Cassie’s Cambridge visit also advances the theme of The Complexity and Importance of Human Connection. Having compartmentalized her past and childhood, the narrative doesn’t include any references to the specifics of her upbringing, or the identity of her sister, until the points in the plot when she becomes more open to thinking about and interacting with them again. In this way, Smale achieves an experiential representation of Cassie’s isolation, as the reader doesn’t have access to information about Cassie’s past for a great deal of the narrative. While Cassie is still refusing to think specifically about her sister, she adamantly attempts to make her relationship with Will work. That small events require her to rewind time to preserve his opinion of her suggests how difficult relationships are for her. Contrary to being able to be her true self, Cassie must carefully monitor and undo certain interactions to ensure the date goes how she wants it to.

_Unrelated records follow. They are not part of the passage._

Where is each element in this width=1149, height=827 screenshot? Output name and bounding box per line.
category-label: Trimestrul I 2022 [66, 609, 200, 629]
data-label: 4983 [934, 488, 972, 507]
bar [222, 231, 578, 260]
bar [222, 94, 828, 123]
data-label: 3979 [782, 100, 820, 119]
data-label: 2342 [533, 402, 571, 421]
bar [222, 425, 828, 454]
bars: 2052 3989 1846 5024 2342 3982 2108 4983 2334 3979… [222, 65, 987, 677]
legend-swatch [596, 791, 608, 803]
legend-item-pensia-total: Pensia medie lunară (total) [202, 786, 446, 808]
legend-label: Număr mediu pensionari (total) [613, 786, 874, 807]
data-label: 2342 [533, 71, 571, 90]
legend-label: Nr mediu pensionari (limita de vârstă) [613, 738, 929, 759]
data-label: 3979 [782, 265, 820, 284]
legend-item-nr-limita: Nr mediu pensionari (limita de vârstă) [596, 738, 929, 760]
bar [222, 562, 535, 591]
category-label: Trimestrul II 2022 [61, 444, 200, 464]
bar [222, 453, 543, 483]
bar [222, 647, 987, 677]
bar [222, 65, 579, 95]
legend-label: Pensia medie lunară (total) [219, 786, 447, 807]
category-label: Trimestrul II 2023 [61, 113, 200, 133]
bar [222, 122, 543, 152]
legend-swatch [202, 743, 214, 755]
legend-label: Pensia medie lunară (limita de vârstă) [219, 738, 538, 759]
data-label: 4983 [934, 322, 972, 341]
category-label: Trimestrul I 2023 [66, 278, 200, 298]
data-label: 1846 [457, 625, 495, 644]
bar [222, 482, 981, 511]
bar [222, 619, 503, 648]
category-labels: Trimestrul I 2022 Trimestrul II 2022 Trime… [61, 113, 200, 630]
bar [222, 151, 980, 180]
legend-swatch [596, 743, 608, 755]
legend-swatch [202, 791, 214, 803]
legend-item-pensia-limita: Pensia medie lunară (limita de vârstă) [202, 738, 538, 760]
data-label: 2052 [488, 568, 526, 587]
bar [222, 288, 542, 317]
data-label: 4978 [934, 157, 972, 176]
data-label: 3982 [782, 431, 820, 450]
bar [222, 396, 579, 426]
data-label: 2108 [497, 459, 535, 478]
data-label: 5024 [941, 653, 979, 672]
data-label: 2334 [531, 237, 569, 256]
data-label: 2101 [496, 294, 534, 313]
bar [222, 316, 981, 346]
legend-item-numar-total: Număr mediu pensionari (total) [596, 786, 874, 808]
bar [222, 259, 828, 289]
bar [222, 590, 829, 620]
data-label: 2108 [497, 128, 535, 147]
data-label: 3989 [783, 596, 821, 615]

The narrative arc of this section of the novel is characterized by Cassie’s understanding and use of her time-travel abilities. First, she comes to terms with how and why she is using her new ability:

If the universe wanted somebody capable of fully exploring the furthest limits of time travel, it probably wouldn’t have picked me: a woman who has eaten the exact same breakfast every morning since she was six. All I can do is try not to hurt anyone, remember that my actions may have consequences even if I’m not there to experience them, and assume this gift will be taken away from me again at any given moment, like the water pistol my parents bought me when I was ten and immediately regretted (136).

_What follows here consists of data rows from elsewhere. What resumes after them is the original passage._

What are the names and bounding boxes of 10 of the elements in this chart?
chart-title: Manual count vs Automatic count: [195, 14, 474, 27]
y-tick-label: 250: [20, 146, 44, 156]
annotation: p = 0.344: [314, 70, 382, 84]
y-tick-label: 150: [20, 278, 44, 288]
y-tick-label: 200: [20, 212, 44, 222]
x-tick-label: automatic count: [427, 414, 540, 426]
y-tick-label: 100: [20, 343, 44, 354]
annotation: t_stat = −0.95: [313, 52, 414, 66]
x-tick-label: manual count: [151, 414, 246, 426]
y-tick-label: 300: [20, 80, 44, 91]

This passage is particularly significant because it serves to characterize Cassie as routine-driven, thoughtful, and self-doubting. Further, it highlights Smale’s representation of the magical realism genre. By pairing Cassie’s character traits with a limited ability to travel through time, Smale subverts the expected time-travel trope by depicting Cassie’s abilities as cautious and focused on small details rather than dramatic—what Artemis later terms “cinematic”—alterations to time and the universe.

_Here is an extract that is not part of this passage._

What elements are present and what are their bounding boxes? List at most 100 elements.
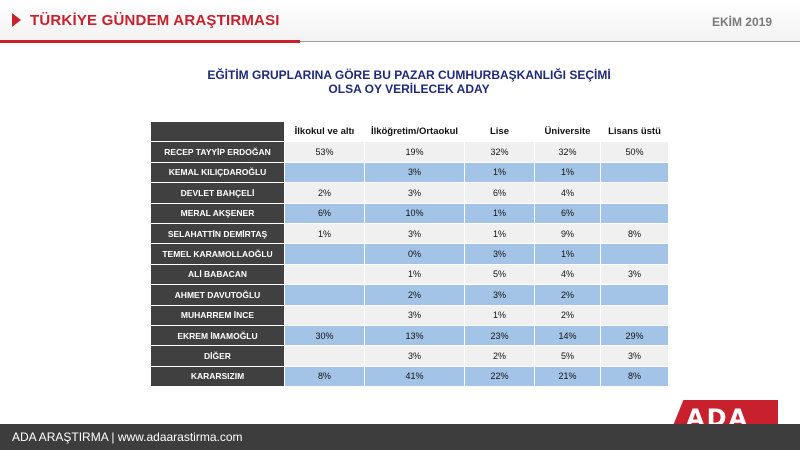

In this section, Cassie also repeats the same events many times, as they go wrong in different ways: “By 11:00 a.m., I have been fired three times […] eaten four banana muffins […] had twelve cups of coffee and am no longer capable of keeping track of what has been done and what has been undone” (145). Paradoxically, while the increasing number of repetitions ensure that Cassie has time to understand and eventually make changes to her social interactions, the fact that she loses track of what is done and undone causes new problems. Ultimately, details including accidentally deleted text messages lead Will to believe she’s not interested in him. Smale thus introduces the theme of Inevitability As Opposed to the Ability to Determine One’s Fate. Despite the fact that Cassie can repeat time indefinitely, she remains unsure whether she can make real change to her life. It is also pivotal that this section causes Cassie to wonder if what she’s doing is ethical. Because her time travel is focused primarily on behaving differently in social situations, she also begins to wonder if she’s in the process of undoing herself. Smale thus presents an important question about social environments that are inhospitable to individuals who are neurodiverse, to the extent that “succeeding” in them requires either losing oneself or traveling through time.